Number of concurrent search requests on ElasticSearch cluster

My objective is to calculate 2 things
Q1: how many search requests can a elasticsearch cluster can work on at once
Q2: how many search requests can a elasticsearch cluster hold in it's queue before starting rejecting it (producting 429 - Too many requests)

Say elasticsearch cluster(v6.8) has

  • 8 data nodes of r5.xlarge instance i.e. 4 vCPU's.
  • 3 master nodes of m5.xlarge.search i.e. 4 vCPU's
  • 12 indices
  • each index has 16 primary and 16 replica shards

Please help with the approach on how one can go about answering the above questions given this cluster configuration? (Assume 1 search request hits all indices and shards)
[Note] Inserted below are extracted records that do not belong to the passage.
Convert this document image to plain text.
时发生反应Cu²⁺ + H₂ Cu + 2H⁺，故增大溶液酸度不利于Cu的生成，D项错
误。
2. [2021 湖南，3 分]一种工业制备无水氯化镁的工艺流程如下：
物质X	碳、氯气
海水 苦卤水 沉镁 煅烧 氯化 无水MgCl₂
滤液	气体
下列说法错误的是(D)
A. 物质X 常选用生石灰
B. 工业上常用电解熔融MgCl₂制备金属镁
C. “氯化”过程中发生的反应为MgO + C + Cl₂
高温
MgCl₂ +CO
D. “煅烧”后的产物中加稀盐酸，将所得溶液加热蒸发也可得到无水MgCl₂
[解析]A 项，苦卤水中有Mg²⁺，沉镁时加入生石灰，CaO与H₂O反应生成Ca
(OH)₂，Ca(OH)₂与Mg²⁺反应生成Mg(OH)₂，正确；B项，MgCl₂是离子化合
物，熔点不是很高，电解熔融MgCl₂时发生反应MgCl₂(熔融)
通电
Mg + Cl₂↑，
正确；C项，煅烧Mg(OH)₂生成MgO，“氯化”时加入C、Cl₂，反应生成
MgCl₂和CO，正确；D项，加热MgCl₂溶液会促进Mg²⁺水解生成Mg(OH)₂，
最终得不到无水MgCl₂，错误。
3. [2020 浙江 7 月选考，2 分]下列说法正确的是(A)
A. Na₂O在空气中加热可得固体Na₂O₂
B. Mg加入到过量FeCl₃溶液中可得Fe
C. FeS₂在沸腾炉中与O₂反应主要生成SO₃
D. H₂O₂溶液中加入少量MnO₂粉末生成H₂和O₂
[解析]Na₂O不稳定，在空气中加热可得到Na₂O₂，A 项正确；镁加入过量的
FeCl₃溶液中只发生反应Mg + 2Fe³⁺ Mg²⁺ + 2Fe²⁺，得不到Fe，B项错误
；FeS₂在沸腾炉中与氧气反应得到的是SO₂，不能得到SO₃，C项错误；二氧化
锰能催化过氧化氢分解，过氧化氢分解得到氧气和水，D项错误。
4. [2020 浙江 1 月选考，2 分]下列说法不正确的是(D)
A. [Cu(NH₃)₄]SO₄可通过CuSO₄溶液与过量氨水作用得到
My attempt at calculating it:

In the Elasticsearch documentation it is mentioned:

For count/search/suggest operations. Thread pool type is fixed with a size of int(( # of allocated processors * 3) / 2) + 1, and queue_size of 1000.

So, according to me each node has a

  • thread pool of 7 as number of processors is ((4*3)/2) + 1.
  • The queue size for the same is 1000.
  • This means number of threads available in the entire cluster = 8 (# data nodes) * 7 (# thread pool each node)= 56

Assuming 1 search request hits all indices in worst case

  • Each request will produce number of indices * number of shards number of requests in the search queue = 12 * 16 = 192
  1. So number of requests that can be worked upon at once = 56/192 ? (which looks wrong)
  2. Number of searches it can hold in queue before rejecting them =
    (num nodes * queue size per node)/(num of sub requests each request produces) = (8 * 1000)/192 ~ 41 requests (which seems quite less).
1 Like

This is very old and has been EOL for years. I would recommend upgrading to a newer version.
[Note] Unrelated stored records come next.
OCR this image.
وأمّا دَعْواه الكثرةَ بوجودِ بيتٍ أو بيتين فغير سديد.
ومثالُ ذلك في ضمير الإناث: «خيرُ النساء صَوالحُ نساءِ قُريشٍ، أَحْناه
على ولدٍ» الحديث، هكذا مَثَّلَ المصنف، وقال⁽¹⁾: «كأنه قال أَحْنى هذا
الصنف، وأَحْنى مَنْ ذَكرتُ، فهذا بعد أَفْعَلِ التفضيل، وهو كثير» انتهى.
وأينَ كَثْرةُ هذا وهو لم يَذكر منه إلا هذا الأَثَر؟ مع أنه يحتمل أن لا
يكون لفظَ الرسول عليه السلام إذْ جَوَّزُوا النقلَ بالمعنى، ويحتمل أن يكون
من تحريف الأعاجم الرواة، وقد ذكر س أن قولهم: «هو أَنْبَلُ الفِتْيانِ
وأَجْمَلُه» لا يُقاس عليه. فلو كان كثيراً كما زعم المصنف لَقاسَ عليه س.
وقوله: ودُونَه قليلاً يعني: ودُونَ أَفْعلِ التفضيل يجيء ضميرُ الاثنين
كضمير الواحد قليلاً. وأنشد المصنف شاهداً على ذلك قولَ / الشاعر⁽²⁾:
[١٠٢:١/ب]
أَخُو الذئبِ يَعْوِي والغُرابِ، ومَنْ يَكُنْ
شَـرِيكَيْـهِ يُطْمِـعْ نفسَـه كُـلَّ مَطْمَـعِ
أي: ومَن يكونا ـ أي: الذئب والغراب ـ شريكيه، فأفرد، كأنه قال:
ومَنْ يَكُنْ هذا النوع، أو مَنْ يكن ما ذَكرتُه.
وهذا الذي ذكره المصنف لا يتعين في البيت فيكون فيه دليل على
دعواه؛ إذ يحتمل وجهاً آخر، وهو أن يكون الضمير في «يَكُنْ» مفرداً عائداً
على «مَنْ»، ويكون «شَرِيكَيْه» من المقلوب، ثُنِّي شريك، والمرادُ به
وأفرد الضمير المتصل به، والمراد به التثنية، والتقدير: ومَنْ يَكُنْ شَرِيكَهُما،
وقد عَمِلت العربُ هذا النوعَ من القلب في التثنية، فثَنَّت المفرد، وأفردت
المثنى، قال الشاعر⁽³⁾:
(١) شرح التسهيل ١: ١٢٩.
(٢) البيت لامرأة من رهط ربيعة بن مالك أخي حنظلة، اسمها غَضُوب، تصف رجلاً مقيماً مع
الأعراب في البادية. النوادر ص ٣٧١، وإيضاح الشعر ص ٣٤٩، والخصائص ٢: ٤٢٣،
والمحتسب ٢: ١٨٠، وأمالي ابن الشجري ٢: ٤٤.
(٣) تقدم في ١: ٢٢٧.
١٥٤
How large are these indices?

What is the average shard size?

Does each query target a single index? If not, how many indices does a query target on average?

Sounds about right. Each query will result in a lot of shards needing to be searched, which will fill up the queues. If you want to optimise for the number of parallel queries that can be handled, you generally want to query as few shards as possible and potentially increase the number of CPU cores to handle more work in parallel. Increasing CPU naturally assumes you have enough disk I/O performance for this not to be a bottleneck.

Thanks Christian for your reply.

How large are these indices?

  • Each index has about 80 million records, store.size ~200 gb, pri.store.size~100 gb

What is the average shard size?

  • Average Primary Shard Size would be 100/16 ~ 6.25 gb

Does each query target a single index? If not, how many indices does a query target on average?

  • I usually run my query on an alias which has 12 indexes under it.
    I am not sure how Elasticsearch handles it internally. Can you guide me how I can find how many indices does a query target on average?

This is quite small. I would recommend trying setting the number of primary shards to 6 to see how that affects latencies. If still acceptable you may try reducing it even futher, maybe down to 3. The optimum shard size will depend on the data and type of queries you are running, so you will need to test.

This means all shards will be queried, which will fill up the queues faster. If possible I would recommend trying to minimize the indices targeted.

I would also recommend ensuring that you are not suffering from disk I/O bottlenecks as this often is the limiting factor in a cluster.

This topic was automatically closed 28 days after the last reply. New replies are no longer allowed.